Are You An Emotional Spender? Get Back Control Of Your Money
Life ebbs and flows. It definitely wasn’t a straight line to midlife, although it sure would have been nice. It got messy with events you couldn’t have imagined in your 20s. Most, if not all, women carry money stories from childhood, or life events, that created an unhealthy relationship with their finances.
When your finances are headed for troubles
Your money is more than budgets, spreadsheets and the latest investment strategy, though. It’s about the lifestyle you crave for midlife and beyond. You and your money go together like a hand in a glove and an unhealthy money mindset can lead you to make bad financial decisions. That’s why we’re going to look at 10 signs that indicate you may have an unhealthy relationship with your money and how to start the healing process.
Expenses that are out of control
Many of us have bought a magazine or chocolate bar on impulse at the checkout from time to time. Out of control expenses, though, are different. These are the continual bright, shiny objects that keep us distracted from following a spending plan over the long term.
Chronic underearners are those with high-level education and skills who intentionally keep themselves in positions they are grossly overqualified for, thereby earning much less than their skills would demand.
Deprivation is when basic needs are not met for sustained periods of time. It creates a wound, which if not healed when we are adults, reveals itself as a state of living in constant emptiness. Some people use shopping in an attempt to fill the void, come home with the packages and are still not feeling fulfilled.
All of us have had to “make do” from time to time. Continually making do is different than being frugal, though. For example, even though my grandparents had to “make do” during World War II because of numerous shortages, they carried on making do decades later when money was plentiful and shortages no longer existed.
Never having enough
The opposite of making do is the feeling of never having enough. Not to be confused with overspending, this is where we may feel that regardless of what we have in the bank or investments, it’s still not enough to help us feel secure.
Inability to save
You’ve probably heard the expression: “money that burns a hole in one’s pocket.” Regardless of how much money comes in, this is where the individual simply HAS to spend it.
Denying there is a problem
It’s hard to admit we may have an unhealthy relationship with our money because there can feel like a lot of shame with that. That is not the same thing as someone who is in denial about their money issues.
Covering up behaviours
An example of this is hiding excessive spending from a spouse or partner. A survey conducted by Money Magazine found that 22% of married people admitted to spending money they didn’t want their spouses to know about. The types of purchases they were most likely to conceal differed for men and women. Husbands were more likely to hide spending on electronics or hobbies, while wives typically concealed purchases of clothing, shoes, and gifts for friends and family.

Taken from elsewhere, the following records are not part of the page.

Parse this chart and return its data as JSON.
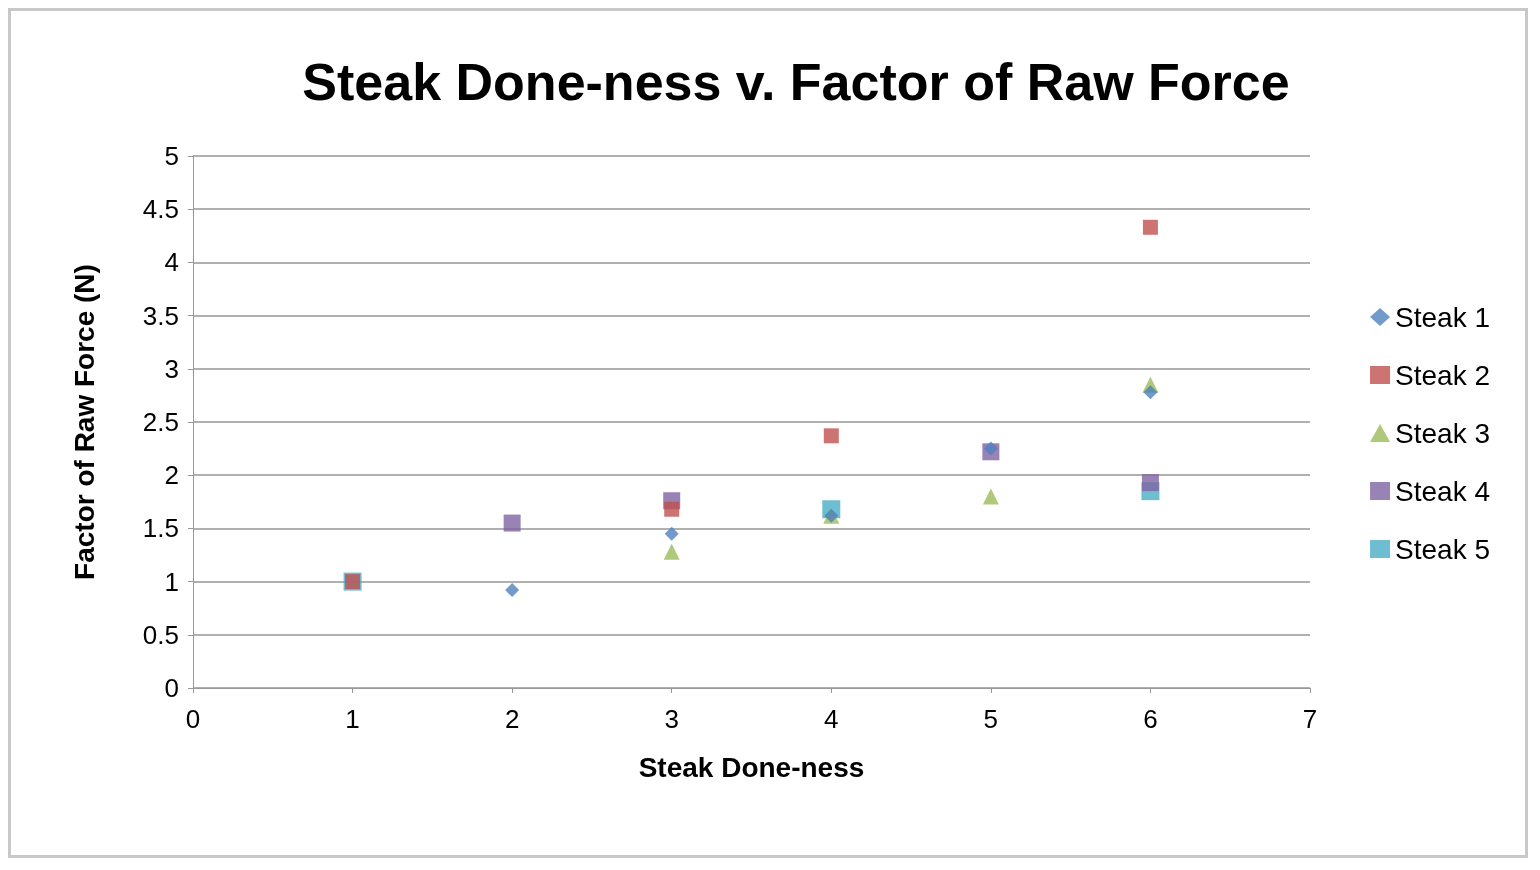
{
  "chart_data": {
    "type": "scatter",
    "title": "Steak Done-ness v. Factor of Raw Force",
    "xlabel": "Steak Done-ness",
    "ylabel": "Factor of Raw Force (N)",
    "x": [
      1,
      2,
      3,
      4,
      5,
      6
    ],
    "series": [
      {
        "name": "Steak 1",
        "color": "#4f81bd",
        "marker": "diamond",
        "values": [
          null,
          0.92,
          1.45,
          1.62,
          2.25,
          2.78
        ]
      },
      {
        "name": "Steak 2",
        "color": "#c0504d",
        "marker": "square",
        "values": [
          1,
          null,
          1.68,
          2.37,
          null,
          4.33
        ]
      },
      {
        "name": "Steak 3",
        "color": "#9bbb59",
        "marker": "triangle",
        "values": [
          null,
          null,
          1.28,
          1.62,
          1.8,
          2.85
        ]
      },
      {
        "name": "Steak 4",
        "color": "#8064a2",
        "marker": "square",
        "values": [
          null,
          1.55,
          1.76,
          null,
          2.22,
          1.93
        ]
      },
      {
        "name": "Steak 5",
        "color": "#4bacc6",
        "marker": "square",
        "values": [
          1,
          null,
          null,
          1.68,
          null,
          1.85
        ]
      }
    ],
    "xlim": [
      0,
      7
    ],
    "xticks": [
      0,
      1,
      2,
      3,
      4,
      5,
      6,
      7
    ],
    "ylim": [
      0,
      5
    ],
    "yticks": [
      0,
      0.5,
      1,
      1.5,
      2,
      2.5,
      3,
      3.5,
      4,
      4.5,
      5
    ],
    "grid": "y",
    "legend": "right"
  }
}
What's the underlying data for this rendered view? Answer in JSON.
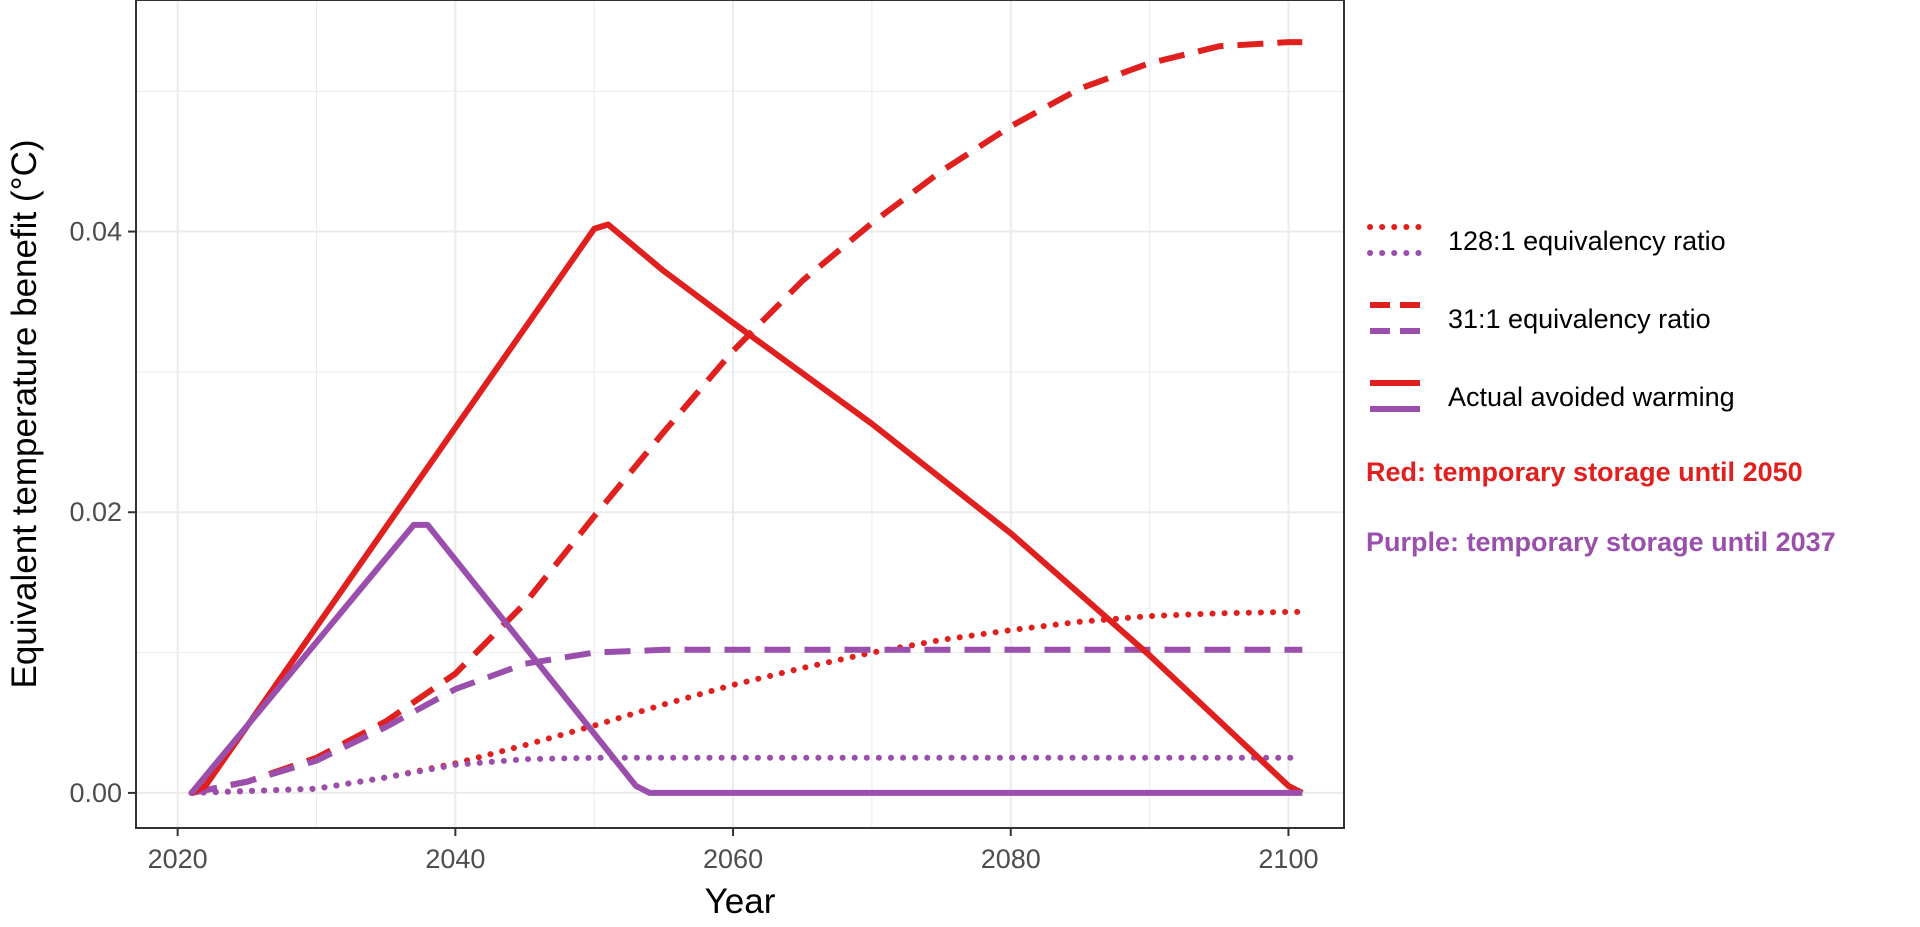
{
  "chart_data": {
    "type": "line",
    "xlabel": "Year",
    "ylabel": "Equivalent temperature benefit (°C)",
    "xlim": [
      2017,
      2104
    ],
    "ylim": [
      -0.0025,
      0.0565
    ],
    "x_ticks": [
      2020,
      2040,
      2060,
      2080,
      2100
    ],
    "x_tick_labels": [
      "2020",
      "2040",
      "2060",
      "2080",
      "2100"
    ],
    "y_ticks": [
      0.0,
      0.02,
      0.04
    ],
    "y_tick_labels": [
      "0.00",
      "0.02",
      "0.04"
    ],
    "grid": true,
    "legend_position": "right",
    "colors": {
      "red": "#e0201e",
      "purple": "#9b4fad",
      "grid": "#ebebeb",
      "axis_text": "#4d4d4d"
    },
    "legend": [
      {
        "label": "128:1 equivalency ratio",
        "linetype": "dotted"
      },
      {
        "label": "31:1 equivalency ratio",
        "linetype": "dashed"
      },
      {
        "label": "Actual avoided warming",
        "linetype": "solid"
      }
    ],
    "notes": [
      {
        "text": "Red: temporary storage until 2050",
        "color": "#e0201e"
      },
      {
        "text": "Purple: temporary storage until 2037",
        "color": "#9b4fad"
      }
    ],
    "series": [
      {
        "color": "red",
        "linetype": "solid",
        "x": [
          2021,
          2022,
          2050,
          2051,
          2055,
          2060,
          2070,
          2080,
          2090,
          2100,
          2101
        ],
        "y": [
          0.0,
          0.0005,
          0.0402,
          0.0405,
          0.0372,
          0.0335,
          0.0263,
          0.0185,
          0.0098,
          0.0005,
          0.0
        ]
      },
      {
        "color": "purple",
        "linetype": "solid",
        "x": [
          2021,
          2037,
          2038,
          2053,
          2054,
          2101
        ],
        "y": [
          0.0,
          0.0191,
          0.0191,
          0.0005,
          0.0,
          0.0
        ]
      },
      {
        "color": "red",
        "linetype": "dashed",
        "x": [
          2021,
          2025,
          2030,
          2035,
          2040,
          2045,
          2050,
          2055,
          2060,
          2065,
          2070,
          2075,
          2080,
          2085,
          2090,
          2095,
          2100,
          2101
        ],
        "y": [
          0.0,
          0.0008,
          0.0025,
          0.0051,
          0.0085,
          0.0135,
          0.0197,
          0.0257,
          0.0315,
          0.0365,
          0.0406,
          0.0443,
          0.0475,
          0.0502,
          0.052,
          0.0532,
          0.0535,
          0.0535
        ]
      },
      {
        "color": "purple",
        "linetype": "dashed",
        "x": [
          2021,
          2025,
          2030,
          2035,
          2040,
          2045,
          2050,
          2055,
          2060,
          2070,
          2080,
          2090,
          2100,
          2101
        ],
        "y": [
          0.0,
          0.0008,
          0.0023,
          0.0047,
          0.0074,
          0.0092,
          0.01,
          0.0102,
          0.0102,
          0.0102,
          0.0102,
          0.0102,
          0.0102,
          0.0102
        ]
      },
      {
        "color": "red",
        "linetype": "dotted",
        "x": [
          2021,
          2030,
          2035,
          2040,
          2045,
          2050,
          2055,
          2060,
          2065,
          2070,
          2075,
          2080,
          2085,
          2090,
          2095,
          2100,
          2101
        ],
        "y": [
          0.0,
          0.0003,
          0.0011,
          0.0021,
          0.0034,
          0.0048,
          0.0063,
          0.0077,
          0.0089,
          0.01,
          0.0109,
          0.0116,
          0.0122,
          0.0126,
          0.0128,
          0.0129,
          0.0129
        ]
      },
      {
        "color": "purple",
        "linetype": "dotted",
        "x": [
          2021,
          2030,
          2035,
          2040,
          2045,
          2050,
          2055,
          2060,
          2080,
          2100,
          2101
        ],
        "y": [
          0.0,
          0.0003,
          0.0011,
          0.002,
          0.0024,
          0.0025,
          0.0025,
          0.0025,
          0.0025,
          0.0025,
          0.0025
        ]
      }
    ]
  }
}
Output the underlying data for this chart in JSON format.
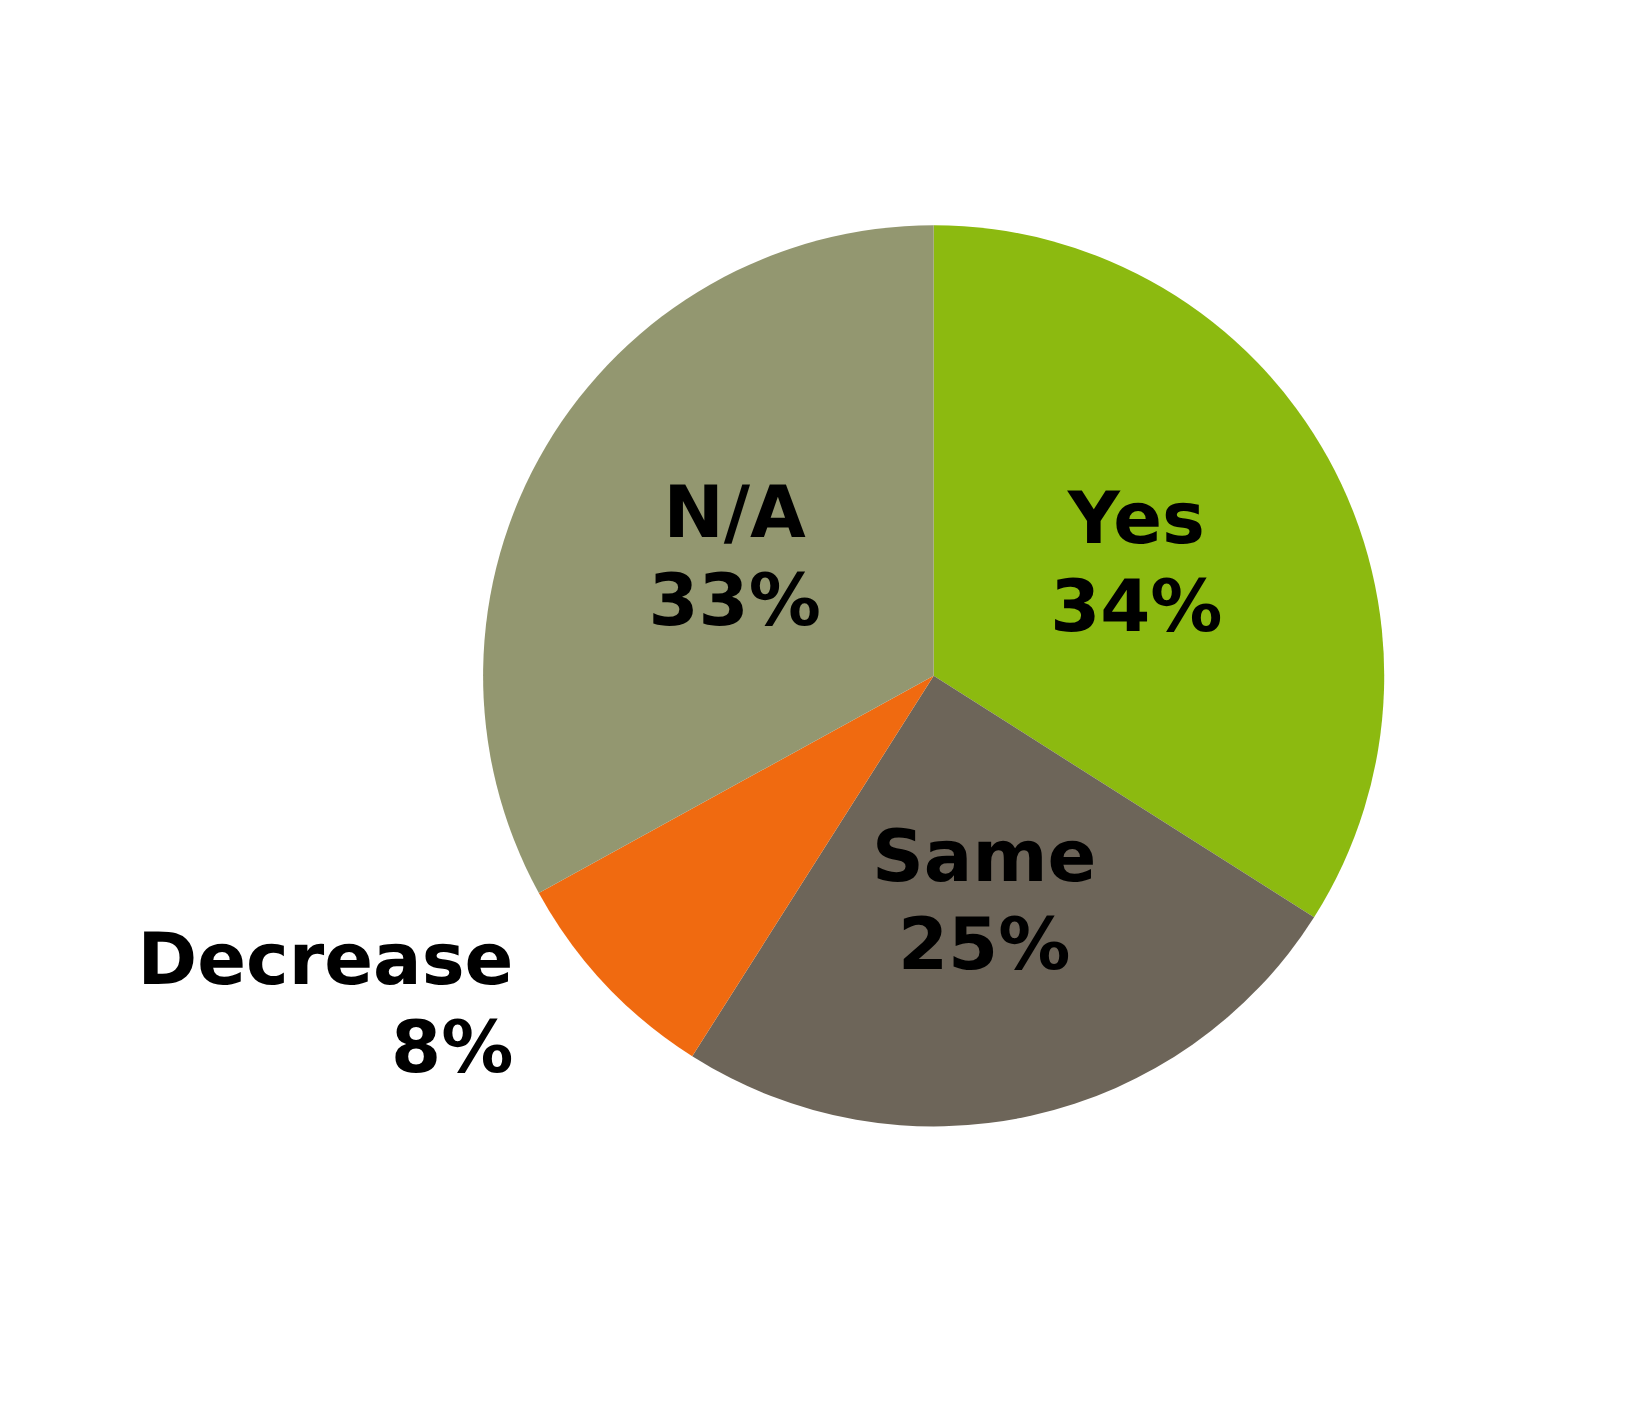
{
  "chart_data": {
    "type": "pie",
    "categories": [
      "Yes",
      "Same",
      "Decrease",
      "N/A"
    ],
    "values": [
      34,
      25,
      8,
      33
    ],
    "colors": [
      "#8cba10",
      "#6d6559",
      "#f06a10",
      "#939770"
    ],
    "value_labels": [
      "34%",
      "25%",
      "8%",
      "33%"
    ]
  }
}
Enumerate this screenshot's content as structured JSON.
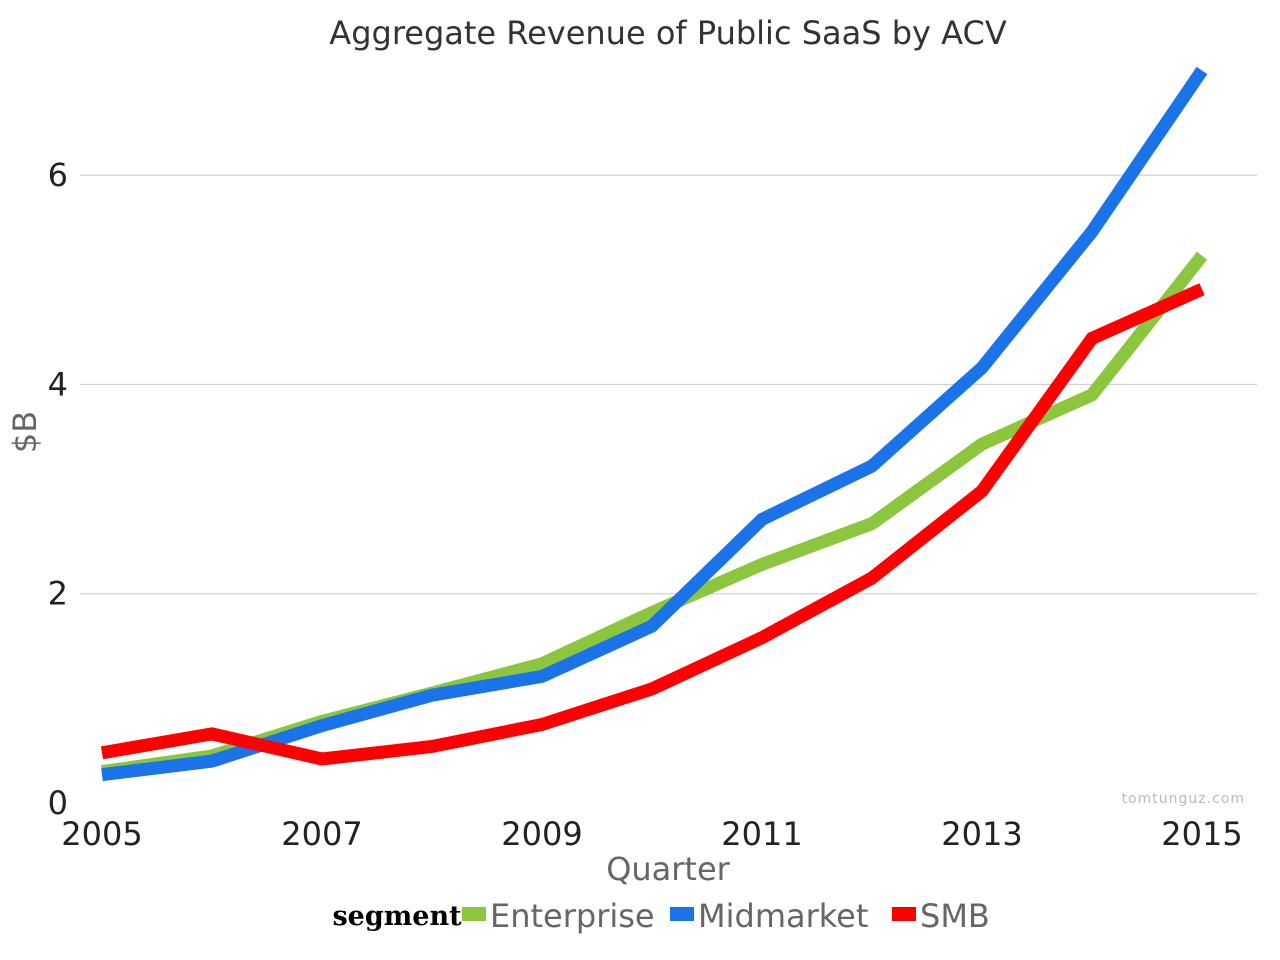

Compulsive Credit Card Use
The reality of life is that we need a good credit score for things like renting an apartment or taking out a loan to buy a house. Credit cards, when used with discipline, can help us achieve a good credit score. Overuse of credit cards, though, comes partly from when someone is living a lifestyle that costs more than their income provides for.
Living in a Financial Fog
We’ve all seen the picture of the ostrich with its head in the sand. This is what it’s like living in a financial fog. FOG — fear, obligation, guilt — attacks sparkling minds and blocks healthy views on money. Money FOG slows the progress you need to grow, keep and distribute wealth.
Healing Your Relationship with Money
In order to get comfortable with tracking your income, expenses and cash flow it’s important to work one baby step at a time because you’re learning to understand and untangle the emotions that are driving your deep-seated money patterns. There are four stages to the process of healing your relationship with money.
- Understanding: What are the childhood messages that shape your beliefs about money? What are the life events that may have caused financial trauma?
- Forgiveness: We’ve all made financial mistakes. Forgive yourself and others from the past with the closure you need to move forward.
- Clarity: Similar to healthy, lifestyle changes that start with nutrition tracking, gaining clarity on your money starts with tracking everything you earn and everything you spend. Cashflow is key.
- Simplicity: The word “budget” makes me cringe, too, so let’s create a simple spending plan instead. This will help you to see this process in a different light in order to create the stabilization your situation needs. Finally, we’re able to get relief from the anxiety of financial stress.
Remember, nobody does it right all the time. You can develop the skills you need to heal your relationship with money and are absolutely worthy to live the life you crave.